Public relations involves crafting messages that express the company’s position or touts their products. What if you can send those messages out into the wild and let them go? Find the influencers that can take those messages, change them, make them their own, and spread them further than the reach of a news site or a printed trade magazine. And you must monitor those messages and mentions. Traditional PR services involved clipping. Now we “clip the web.” And this can be done at a simple level using basic monitoring tools, or at a deeper level with more complex tools. These choices are determined by the scale of your online universe. As these idea come back through monitoring you can determine what worked and what didn’t in a continuous evaluation and analysis process.


Much of the legwork of the content creation of a social media plan can occur within the PR function. They interact with company subject matter experts. They interview industry thought leaders. They are in constant contact with editors, writers, bloggers in the industry to keep a pulse on what is happening. While press releases are happening in this world, this is not important to this part of the story. We are more interested in the deeper dives of the case studies and white papers. This information can be turned on its side for the more informal content required for a blog, which is the core component of social media for a B2B company. The best thing about a blog is that it shows how a company thinks. Don’t talk about products, services, features and benefits, but use a blog to show industry leadership. What are the questions others are asking? You can answer them. And all this content needs to be published on a regular and consistent basis. Your PR team can develop and maintain an editorial calendar to keep this on task.

And this blog content can now radiate outward. Repurpose it on a Facebook fan page. Post links to in Twitter. Share it on LinkedIn. When people ask questions in an online forum use content from the blog to answer them. You can tell them you wrote a blog post about it, excerpt the relevant section, and provide a link if they want to read the rest of the post. This will start building relationships.

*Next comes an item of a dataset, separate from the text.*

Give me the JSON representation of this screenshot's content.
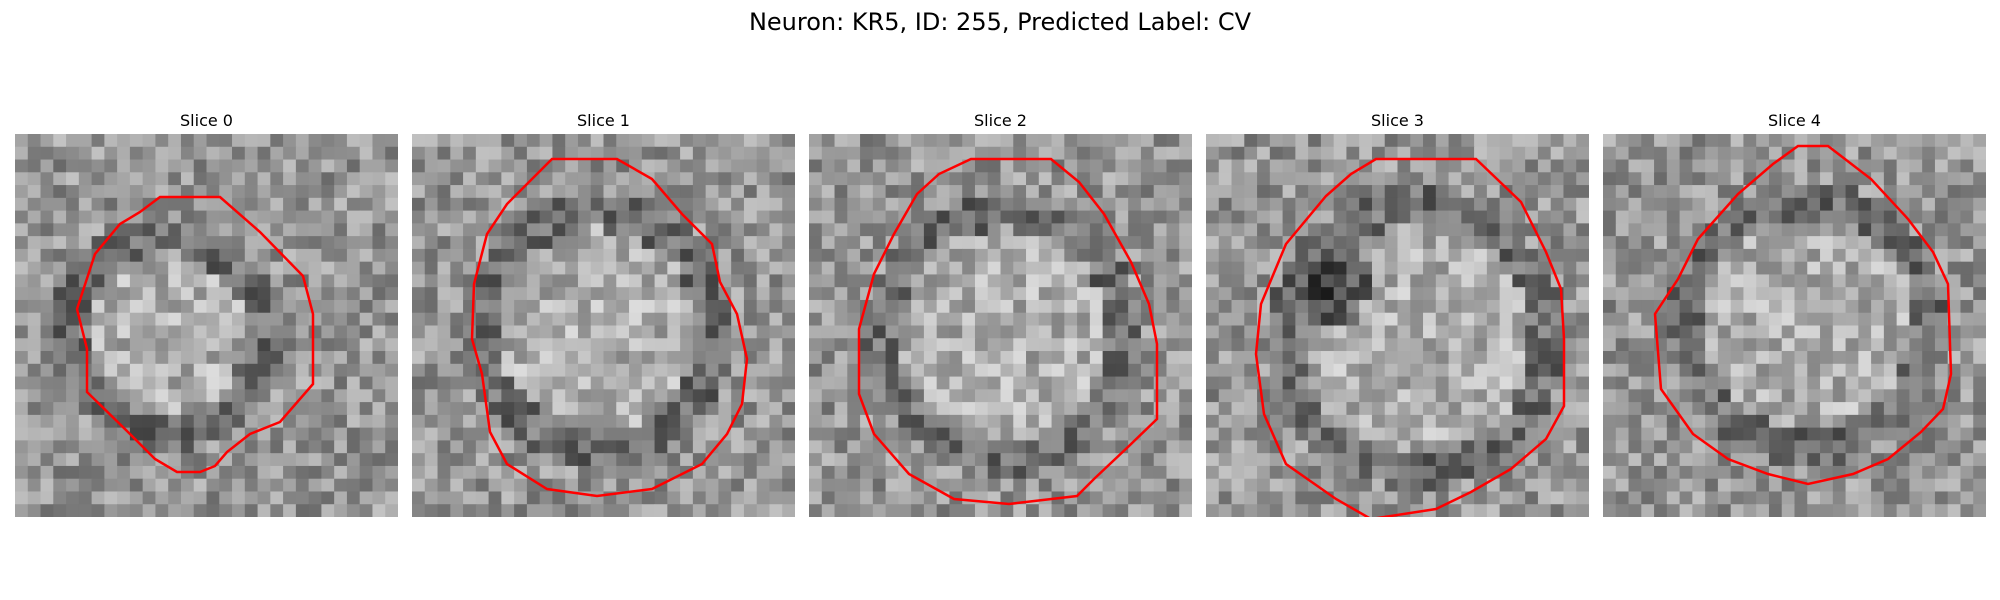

So now the question comes up is social media right for B2B? Is it too early? Are we ready? Well, B2B selling is all about relationships, engaging and a long sales cycle. That’s why social media is perfect fit, because that’s what social media is all about. It’s about building relationships. Engaging with others with similar interests. Developing trust by providing value and solutions. Social media provides many opportunities for continuous touch points over a long sales cycle. But social media can’t fix your product. If you have quality issues, those become magnified through these relationships. No social media plan can cover up company problems. In fact, many times, these types of programs provide the incentive to get the product right. And if you brand stands for quality, now is the time to back that up.

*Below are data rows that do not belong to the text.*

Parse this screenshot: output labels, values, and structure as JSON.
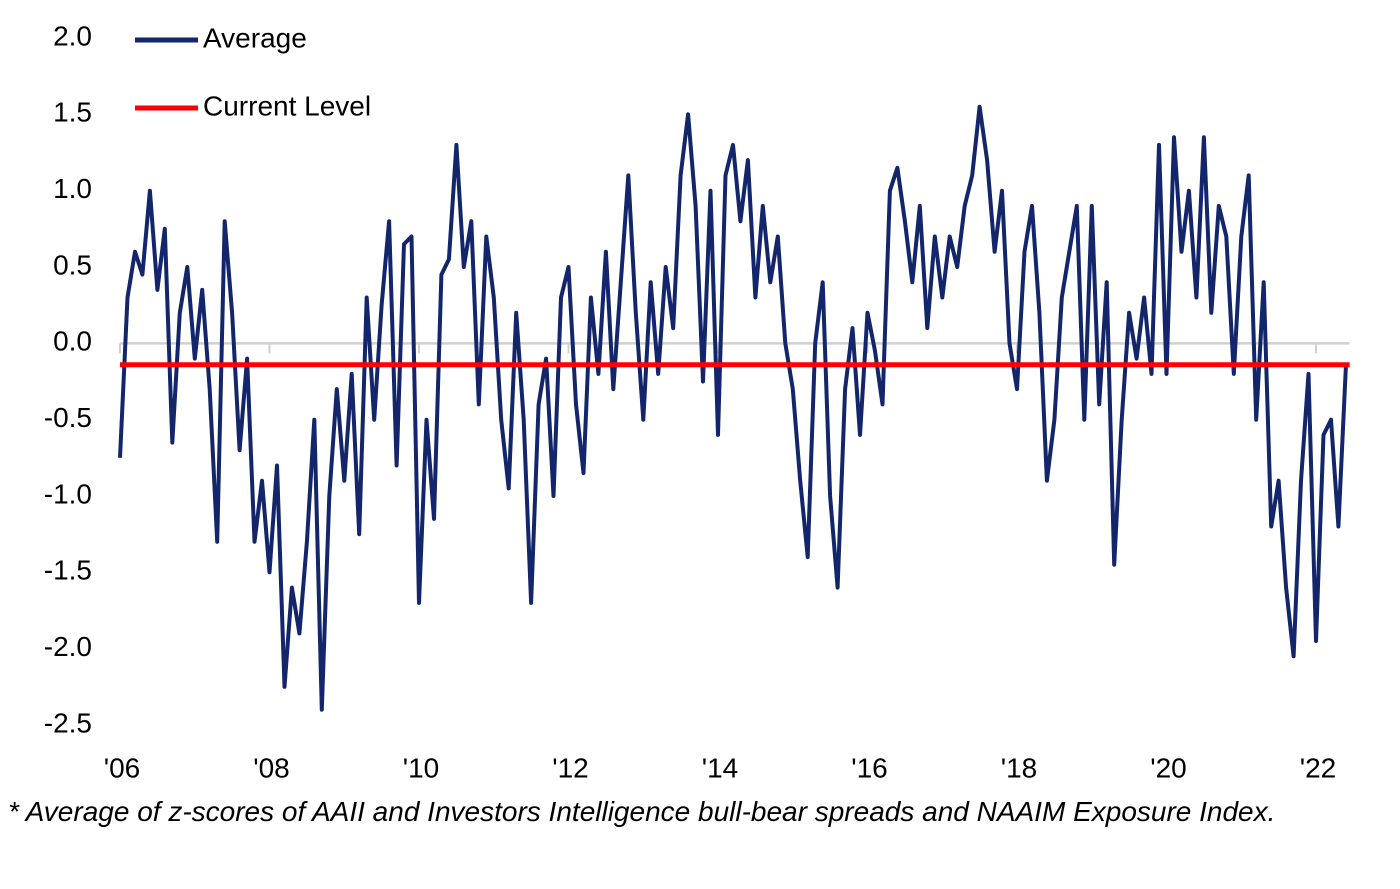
{
  "chart_data": {
    "type": "line",
    "x": [
      2006,
      2006.1,
      2006.2,
      2006.3,
      2006.4,
      2006.5,
      2006.6,
      2006.7,
      2006.8,
      2006.9,
      2007,
      2007.1,
      2007.2,
      2007.3,
      2007.4,
      2007.5,
      2007.6,
      2007.7,
      2007.8,
      2007.9,
      2008,
      2008.1,
      2008.2,
      2008.3,
      2008.4,
      2008.5,
      2008.6,
      2008.7,
      2008.8,
      2008.9,
      2009,
      2009.1,
      2009.2,
      2009.3,
      2009.4,
      2009.5,
      2009.6,
      2009.7,
      2009.8,
      2009.9,
      2010,
      2010.1,
      2010.2,
      2010.3,
      2010.4,
      2010.5,
      2010.6,
      2010.7,
      2010.8,
      2010.9,
      2011,
      2011.1,
      2011.2,
      2011.3,
      2011.4,
      2011.5,
      2011.6,
      2011.7,
      2011.8,
      2011.9,
      2012,
      2012.1,
      2012.2,
      2012.3,
      2012.4,
      2012.5,
      2012.6,
      2012.7,
      2012.8,
      2012.9,
      2013,
      2013.1,
      2013.2,
      2013.3,
      2013.4,
      2013.5,
      2013.6,
      2013.7,
      2013.8,
      2013.9,
      2014,
      2014.1,
      2014.2,
      2014.3,
      2014.4,
      2014.5,
      2014.6,
      2014.7,
      2014.8,
      2014.9,
      2015,
      2015.1,
      2015.2,
      2015.3,
      2015.4,
      2015.5,
      2015.6,
      2015.7,
      2015.8,
      2015.9,
      2016,
      2016.1,
      2016.2,
      2016.3,
      2016.4,
      2016.5,
      2016.6,
      2016.7,
      2016.8,
      2016.9,
      2017,
      2017.1,
      2017.2,
      2017.3,
      2017.4,
      2017.5,
      2017.6,
      2017.7,
      2017.8,
      2017.9,
      2018,
      2018.1,
      2018.2,
      2018.3,
      2018.4,
      2018.5,
      2018.6,
      2018.7,
      2018.8,
      2018.9,
      2019,
      2019.1,
      2019.2,
      2019.3,
      2019.4,
      2019.5,
      2019.6,
      2019.7,
      2019.8,
      2019.9,
      2020,
      2020.1,
      2020.2,
      2020.3,
      2020.4,
      2020.5,
      2020.6,
      2020.7,
      2020.8,
      2020.9,
      2021,
      2021.1,
      2021.2,
      2021.3,
      2021.4,
      2021.5,
      2021.6,
      2021.7,
      2021.8,
      2021.9,
      2022,
      2022.1,
      2022.2,
      2022.3,
      2022.4
    ],
    "series": [
      {
        "name": "Average",
        "color": "#13266b",
        "values": [
          -0.75,
          0.3,
          0.6,
          0.45,
          1.0,
          0.35,
          0.75,
          -0.65,
          0.2,
          0.5,
          -0.1,
          0.35,
          -0.3,
          -1.3,
          0.8,
          0.2,
          -0.7,
          -0.1,
          -1.3,
          -0.9,
          -1.5,
          -0.8,
          -2.25,
          -1.6,
          -1.9,
          -1.3,
          -0.5,
          -2.4,
          -1.0,
          -0.3,
          -0.9,
          -0.2,
          -1.25,
          0.3,
          -0.5,
          0.25,
          0.8,
          -0.8,
          0.65,
          0.7,
          -1.7,
          -0.5,
          -1.15,
          0.45,
          0.55,
          1.3,
          0.5,
          0.8,
          -0.4,
          0.7,
          0.3,
          -0.5,
          -0.95,
          0.2,
          -0.5,
          -1.7,
          -0.4,
          -0.1,
          -1.0,
          0.3,
          0.5,
          -0.4,
          -0.85,
          0.3,
          -0.2,
          0.6,
          -0.3,
          0.4,
          1.1,
          0.2,
          -0.5,
          0.4,
          -0.2,
          0.5,
          0.1,
          1.1,
          1.5,
          0.9,
          -0.25,
          1.0,
          -0.6,
          1.1,
          1.3,
          0.8,
          1.2,
          0.3,
          0.9,
          0.4,
          0.7,
          0.0,
          -0.3,
          -0.9,
          -1.4,
          0.0,
          0.4,
          -1.0,
          -1.6,
          -0.3,
          0.1,
          -0.6,
          0.2,
          -0.05,
          -0.4,
          1.0,
          1.15,
          0.8,
          0.4,
          0.9,
          0.1,
          0.7,
          0.3,
          0.7,
          0.5,
          0.9,
          1.1,
          1.55,
          1.2,
          0.6,
          1.0,
          0.0,
          -0.3,
          0.6,
          0.9,
          0.2,
          -0.9,
          -0.5,
          0.3,
          0.6,
          0.9,
          -0.5,
          0.9,
          -0.4,
          0.4,
          -1.45,
          -0.5,
          0.2,
          -0.1,
          0.3,
          -0.2,
          1.3,
          -0.2,
          1.35,
          0.6,
          1.0,
          0.3,
          1.35,
          0.2,
          0.9,
          0.7,
          -0.2,
          0.7,
          1.1,
          -0.5,
          0.4,
          -1.2,
          -0.9,
          -1.6,
          -2.05,
          -0.9,
          -0.2,
          -1.95,
          -0.6,
          -0.5,
          -1.2,
          -0.15
        ]
      }
    ],
    "reference_line": {
      "name": "Current Level",
      "color": "#ff0000",
      "value": -0.14
    },
    "xlim": [
      2006,
      2022.45
    ],
    "xticks": [
      {
        "value": 2006,
        "label": "'06"
      },
      {
        "value": 2008,
        "label": "'08"
      },
      {
        "value": 2010,
        "label": "'10"
      },
      {
        "value": 2012,
        "label": "'12"
      },
      {
        "value": 2014,
        "label": "'14"
      },
      {
        "value": 2016,
        "label": "'16"
      },
      {
        "value": 2018,
        "label": "'18"
      },
      {
        "value": 2020,
        "label": "'20"
      },
      {
        "value": 2022,
        "label": "'22"
      }
    ],
    "ylim": [
      -2.5,
      2
    ],
    "yticks": [
      {
        "value": 2,
        "label": "2.0"
      },
      1.5,
      {
        "value": 1,
        "label": "1.0"
      },
      0.5,
      {
        "value": 0,
        "label": "0.0"
      },
      -0.5,
      {
        "value": -1,
        "label": "-1.0"
      },
      -1.5,
      {
        "value": -2,
        "label": "-2.0"
      },
      -2.5
    ],
    "footnote": "* Average of z-scores of AAII and Investors Intelligence bull-bear spreads and NAAIM Exposure Index."
  }
}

So the last piece of the social media landscape is community. These relationships don’t happen in isolation. The point is to connect with others in an ever-growing web of connection and influence. By engaging and building trust with your connections, they can share you ideas with their connections. The influencers are the leaders of these communities. Some are formal, while others are informal. Yes, there are opportunities to sponsor and support these communities, but companies and brands will never lead them. There is more value in letting go of control and letting your message spread organically through the community. This is building your brand through social media.

While I was speaking within the context of a larger presentation, these concepts work as a stand alone explanation of the benefits of social media in a B2B organization. What are some the keys points you use to sell social media either within your company or to your clients?